Monday, December 14, 2009

Clyde- the winter beast

Pictured above is Clyde, a Trek cruiser I bought five years ago just because I thought it looked cool, I mean how many bikes do you see these days with springer front ends? Spring, Summer and Fall Clyde is the go to bike for doing errands around town if it is raining. But the winter is where it really comes in to its own. Clyde has some features that really make this bike perfect for winter riding. A seven speed Shimano Nexus rear hub provides reliable shifting in the worst conditions and can be shifted even when you are not pedaling. It also avoids all the maintenance headaches of a rear derailleur and cassette in slushy winter conditions. It has always shifted no matter how cold it gets. It also has a rear coaster brake that always works no matter how cold, wet and nasty things are. The big fenders are a no brainer in wet weather. Overall, I was about 80% satisfied with the bike the way it came from the factory for winter conditions. This year I did two things that get me almost to 100% satisfaction. I installed big flat platform pedals from Atom Lab that have built in studs to grip the bottom of your boots. The second thing I did was to mount a set of Continental Spike Claw 120 tires. I could not believe the difference that the tires made in icy conditions. The 120 carbide studs are mounted on the outside edge of the tire tread and do not touch the road surface when you are riding straight but if you lean in to a turn or start to slide and fall the studs provide an amazing amount of grip. I went out recently in some very icy conditions and rode hard enough to where a fall was almost a given. I never fell or even came close even riding way too fast for conditions.
So if you like to ride bicycles, instead of putting it away when the leaves come off the trees keep going and try winter riding. Riding in the winter is really not that hard if you dress for it. I dress just about exactly like I would if I were going snow boarding and I am very comfortable out there.
You can go with a dedicated winter bike like I did or equip your bike so it handles the rougher conditions without problems. Either way you go it will open a new dimension of riding to you and you may find yourself thinking of bicycling as a winter sport AND hardcore hardtimes transportation like me. See you out there!


Weaseldog said...

I had heard that snow tires had come a long way.

I nearly made a set years ago.

To make snow tires you need a knobby tire, countersinking screws and silicon window sealer.

You turn the tire inside out. Drill holes along the edges where the knobbies are. The glue up a screw, and screw it into the hole.

You don't need every knobby on the edge to have a screw.

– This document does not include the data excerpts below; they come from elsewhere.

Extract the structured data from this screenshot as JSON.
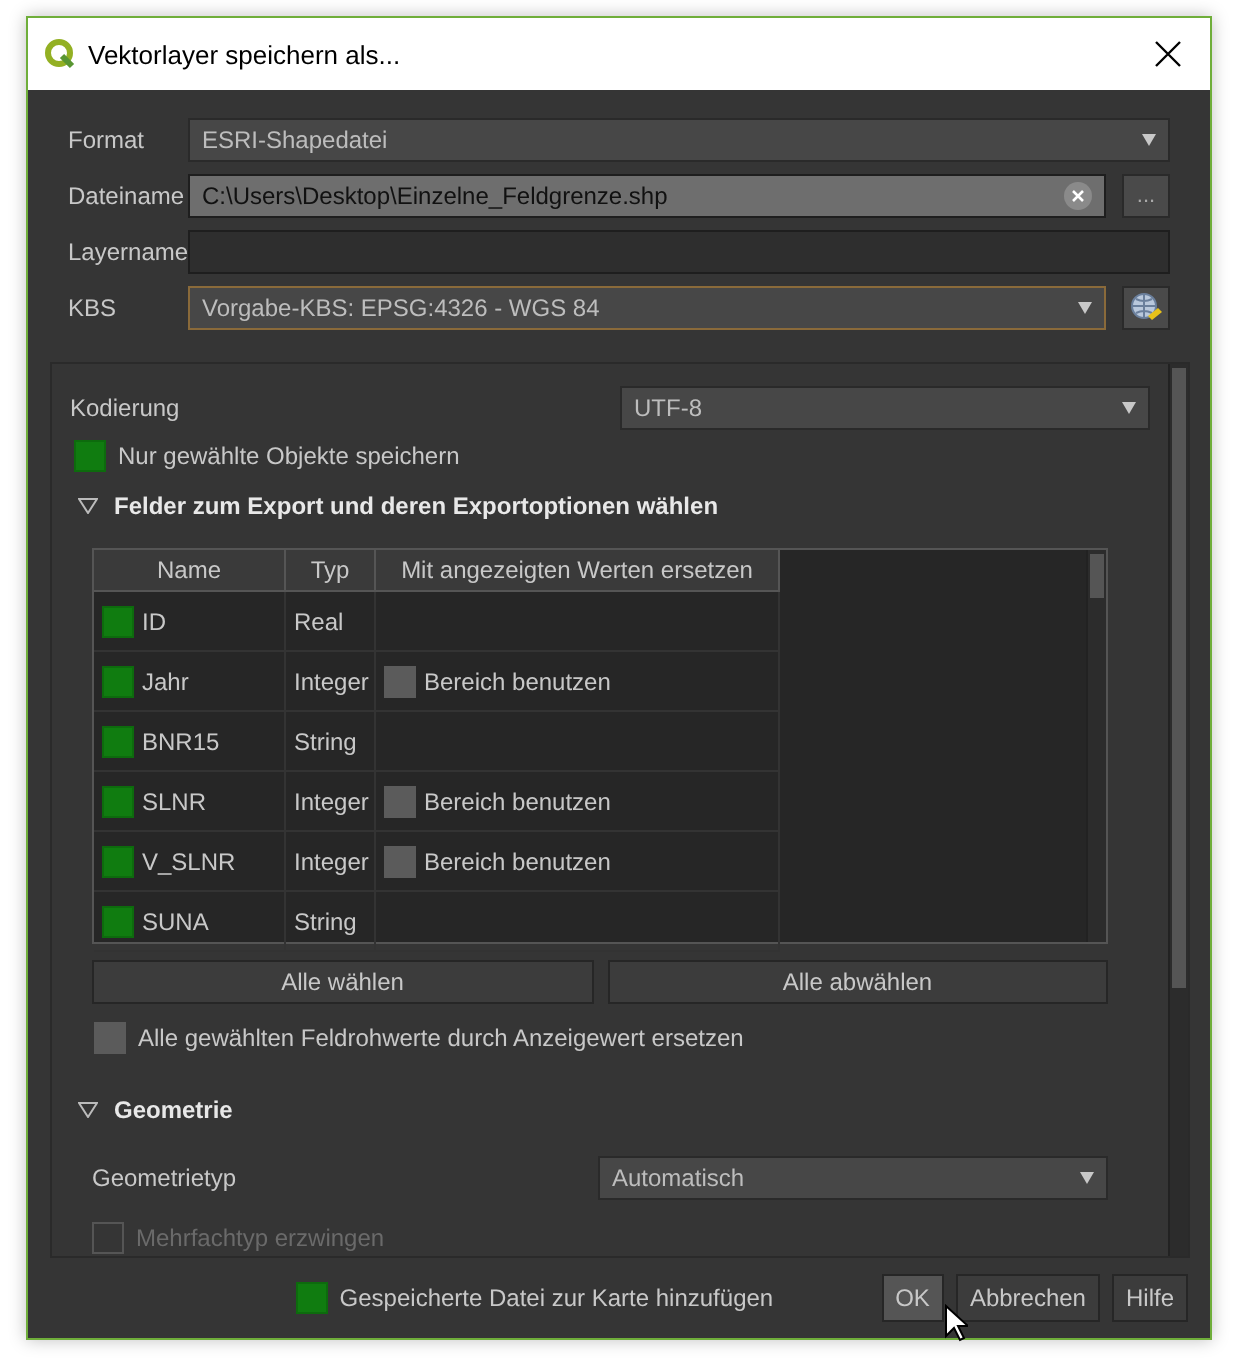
{
  "window": {
    "title": "Vektorlayer speichern als..."
  },
  "form": [
    {
      "label": "Format",
      "kind": "combo",
      "value": "ESRI-Shapedatei"
    },
    {
      "label": "Dateiname",
      "kind": "file",
      "value": "C:\\Users\\Desktop\\Einzelne_Feldgrenze.shp",
      "browse": "..."
    },
    {
      "label": "Layername",
      "kind": "text"
    },
    {
      "label": "KBS",
      "kind": "crs",
      "value": "Vorgabe-KBS: EPSG:4326 - WGS 84"
    }
  ],
  "encoding": {
    "label": "Kodierung",
    "value": "UTF-8"
  },
  "selected_only": {
    "label": "Nur gewählte Objekte speichern",
    "checked": true
  },
  "fields_section": {
    "title": "Felder zum Export und deren Exportoptionen wählen",
    "expanded": true
  },
  "table": {
    "columns": [
      "Name",
      "Typ",
      "Mit angezeigten Werten ersetzen"
    ],
    "rows": [
      {
        "name": "ID",
        "checked": true,
        "type": "Real"
      },
      {
        "name": "Jahr",
        "checked": true,
        "type": "Integer",
        "replace": {
          "label": "Bereich benutzen",
          "checked": false
        }
      },
      {
        "name": "BNR15",
        "checked": true,
        "type": "String"
      },
      {
        "name": "SLNR",
        "checked": true,
        "type": "Integer",
        "replace": {
          "label": "Bereich benutzen",
          "checked": false
        }
      },
      {
        "name": "V_SLNR",
        "checked": true,
        "type": "Integer",
        "replace": {
          "label": "Bereich benutzen",
          "checked": false
        }
      },
      {
        "name": "SUNA",
        "checked": true,
        "type": "String"
      }
    ]
  },
  "table_buttons": [
    "Alle wählen",
    "Alle abwählen"
  ],
  "replace_all": {
    "label": "Alle gewählten Feldrohwerte durch Anzeigewert ersetzen",
    "checked": false
  },
  "geometry_section": {
    "title": "Geometrie",
    "expanded": true
  },
  "geometry_type": {
    "label": "Geometrietyp",
    "value": "Automatisch"
  },
  "force_multi": {
    "label": "Mehrfachtyp erzwingen",
    "checked": false,
    "disabled": true
  },
  "add_to_map": {
    "label": "Gespeicherte Datei zur Karte hinzufügen",
    "checked": true
  },
  "buttons": [
    "OK",
    "Abbrechen",
    "Hilfe"
  ]
}
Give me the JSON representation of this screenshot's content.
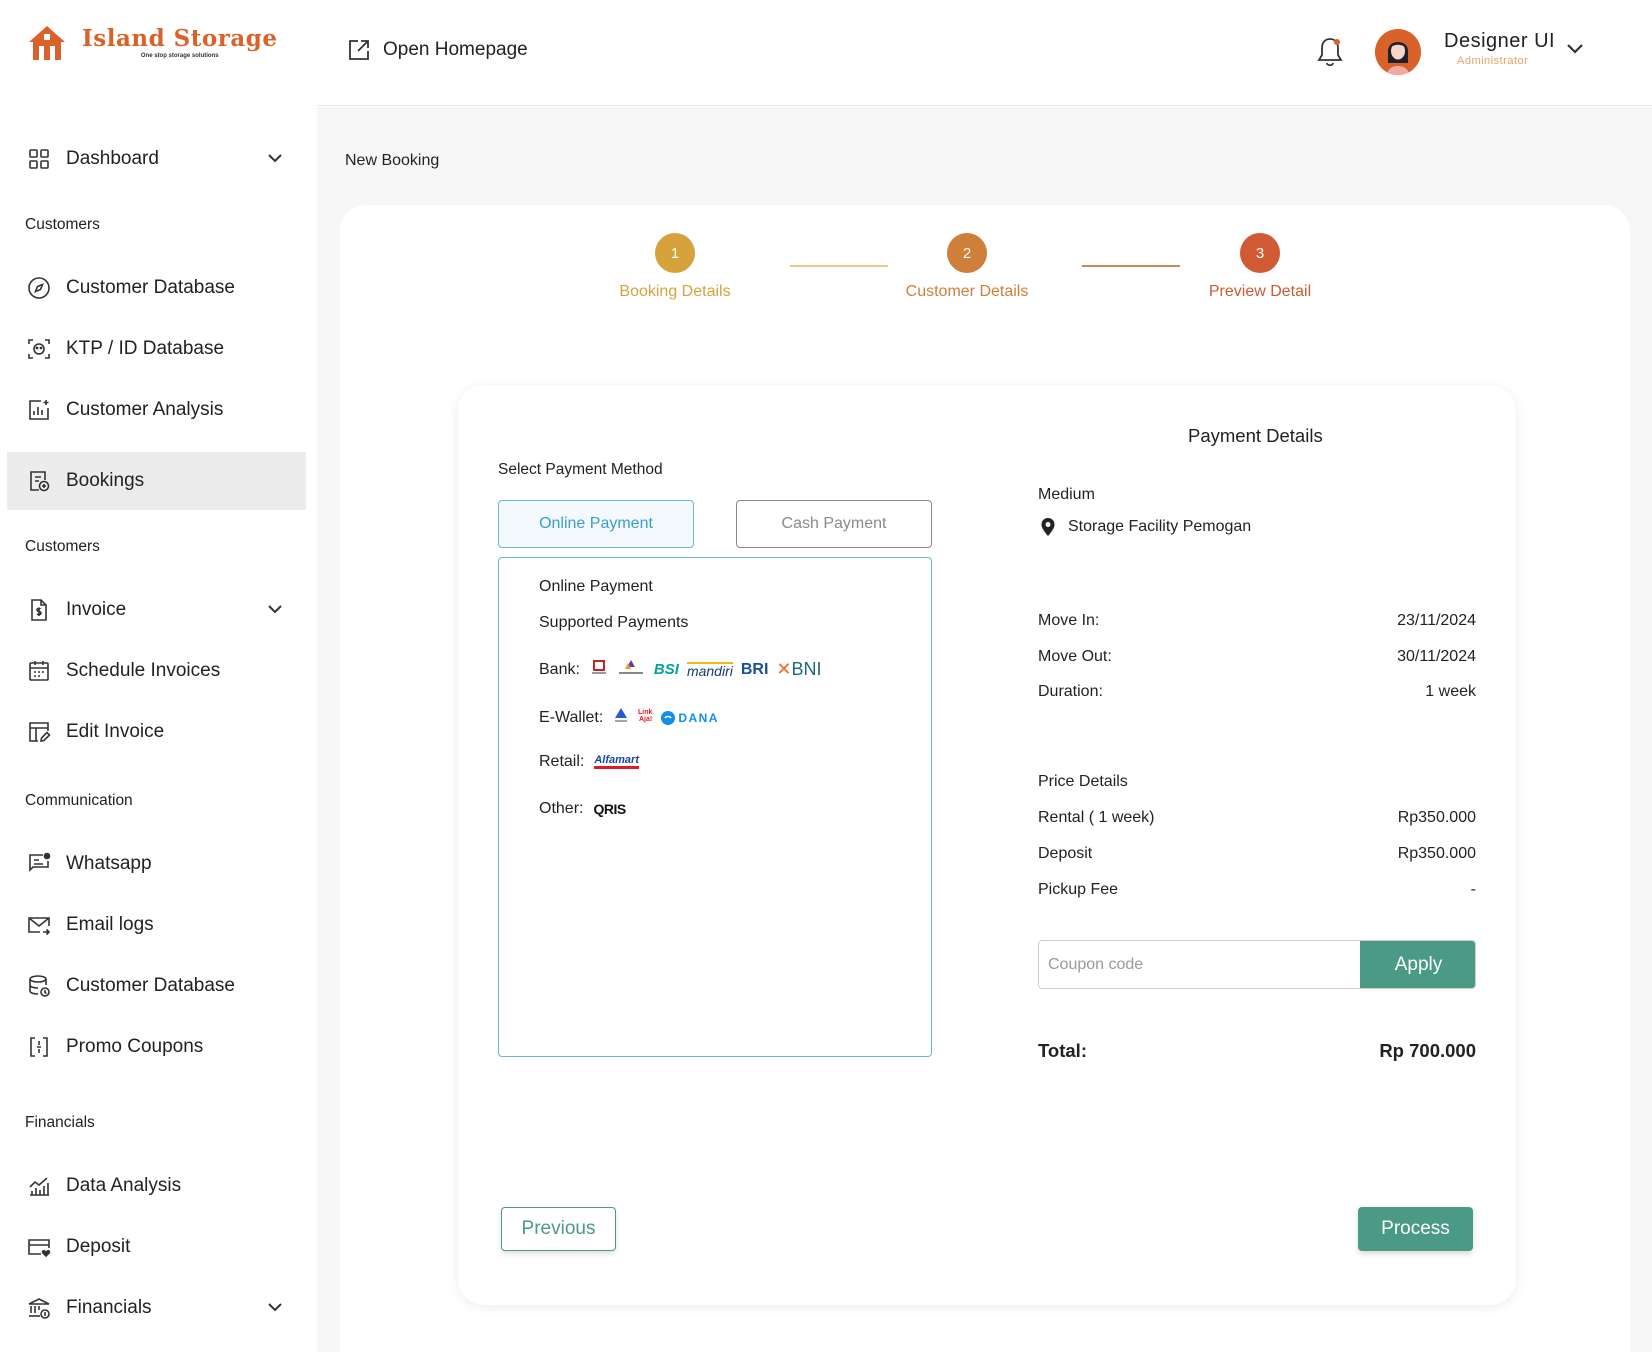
{
  "brand": {
    "name": "Island Storage",
    "tagline": "One stop storage solutions",
    "color": "#d9622b"
  },
  "header": {
    "open_homepage": "Open Homepage",
    "user_name": "Designer UI",
    "user_role": "Administrator"
  },
  "sidebar": {
    "dashboard": "Dashboard",
    "section_customers_1": "Customers",
    "customer_database": "Customer Database",
    "ktp_database": "KTP / ID Database",
    "customer_analysis": "Customer Analysis",
    "bookings": "Bookings",
    "section_customers_2": "Customers",
    "invoice": "Invoice",
    "schedule_invoices": "Schedule Invoices",
    "edit_invoice": "Edit Invoice",
    "section_communication": "Communication",
    "whatsapp": "Whatsapp",
    "email_logs": "Email logs",
    "customer_database_2": "Customer Database",
    "promo_coupons": "Promo Coupons",
    "section_financials": "Financials",
    "data_analysis": "Data Analysis",
    "deposit": "Deposit",
    "financials": "Financials"
  },
  "breadcrumb": "New Booking",
  "stepper": [
    {
      "number": "1",
      "label": "Booking Details",
      "color": "#d6a23c"
    },
    {
      "number": "2",
      "label": "Customer Details",
      "color": "#cf7f3a"
    },
    {
      "number": "3",
      "label": "Preview Detail",
      "color": "#cf5a33"
    }
  ],
  "payment_method": {
    "label": "Select Payment Method",
    "online_label": "Online Payment",
    "cash_label": "Cash Payment",
    "box_title": "Online Payment",
    "supported_title": "Supported Payments",
    "bank_label": "Bank:",
    "ewallet_label": "E-Wallet:",
    "retail_label": "Retail:",
    "other_label": "Other:",
    "bank_logos": {
      "bsi": "BSI",
      "mandiri": "mandiri",
      "bri": "BRI",
      "bni": "BNI"
    },
    "ewallet_logos": {
      "dana": "DANA"
    },
    "retail_logos": {
      "alfamart": "Alfamart"
    },
    "other_logos": {
      "qris": "QRIS"
    }
  },
  "payment_details": {
    "title": "Payment Details",
    "size_label": "Medium",
    "location": "Storage Facility Pemogan",
    "move_in_label": "Move In:",
    "move_in_value": "23/11/2024",
    "move_out_label": "Move Out:",
    "move_out_value": "30/11/2024",
    "duration_label": "Duration:",
    "duration_value": "1 week",
    "price_details_label": "Price Details",
    "rental_label": "Rental ( 1 week)",
    "rental_value": "Rp350.000",
    "deposit_label": "Deposit",
    "deposit_value": "Rp350.000",
    "pickup_label": "Pickup Fee",
    "pickup_value": "-",
    "coupon_placeholder": "Coupon code",
    "apply_label": "Apply",
    "total_label": "Total:",
    "total_value": "Rp 700.000"
  },
  "actions": {
    "previous": "Previous",
    "process": "Process",
    "accent": "#4a9a85"
  }
}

Just enough to get some bit as the tire leans.

When the glue has set, turn the tire right side out.

Voila! Snow Tire!

ExRanger said...

That is a really good technique Weaseldog. And if you did it with the new tubeless rims, tires and sealer it would be awesome. I think I may give it a try and see.

Weaseldog said...

You can use no flat tire liners to cover screw heads if you have any protruding.

That solves the problem of the screw heads wearing through the inner tube.